Right, right. And then maybe a little color on maybe - to a more relationship, I know there was something in that you thought would really be a nice opportunity in terms of expanding distribution in Asia.
It's moving along, it's our long term partner. We have another six years or five years on our contract. I would say it's probably going a little bit better in the oncology area than the core IV area in terms of meeting the goals we set, so I think everybody's working hard on to make the changes just - you've got business over there, sometimes things are little bit slower from a regulatory perspective. I think we feel good about oncology, but IV we're still pushing along probably not towards satisfaction yet.
Okay, thanks. And then finally on the sales force, I was wondering now as you enter 2018, all of the restructuring, re-org et cetera, as you look at your sales force going forward, are you pretty satisfied that you have pretty much what you want in place?
I think in parts of it - of the company, like if I use the domestic consumables portion of the business, I feel - we feel really good about what we have and that's been like sharpening our spear there because that's been our core. I think on device business we've changed a lot of people and the people that are with us today, we believe in strongly, we believe in fully, but we've had a couple of rounds of iterations to try to get it right and we keep trying to improve every day. And internationally there are still countries that require work.
Okay, thanks again for taking the questions.
I'm showing no further questions at this time. I'd now like to turn the conference back to Vivek.

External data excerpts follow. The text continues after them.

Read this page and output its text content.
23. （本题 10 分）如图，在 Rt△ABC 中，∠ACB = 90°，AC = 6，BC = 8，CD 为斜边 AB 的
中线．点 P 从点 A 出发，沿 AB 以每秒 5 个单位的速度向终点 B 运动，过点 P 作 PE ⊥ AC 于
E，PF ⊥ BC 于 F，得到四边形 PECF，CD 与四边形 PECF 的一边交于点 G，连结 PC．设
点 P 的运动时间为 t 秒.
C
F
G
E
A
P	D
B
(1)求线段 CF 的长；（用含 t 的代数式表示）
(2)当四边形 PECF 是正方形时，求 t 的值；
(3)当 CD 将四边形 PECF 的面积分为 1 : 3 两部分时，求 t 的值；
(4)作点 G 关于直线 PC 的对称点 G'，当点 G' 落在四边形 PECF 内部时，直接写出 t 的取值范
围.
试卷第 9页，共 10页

Okay, thanks everybody. It's been a - 2017 was a really interesting year, really a neat year. It's also been a year which our people worked incredibly hard just disclose process and leading up to this decision to take a couple or more days on the case. It's been a kind of a nonstop ride and we certainly expect it to continue that way. We are working incredibly hard through it, the whole team is and company is working hard and we appreciate everybody's support and we will talk to you and sorry for the call being so late in the quarter here. We'll literally talk to you in eight weeks on the Q1 call. So thanks everyone.
Ladies and gentlemen, this concludes today's conference. Thank you for your participation and have a wonderful day. You may all disconnect.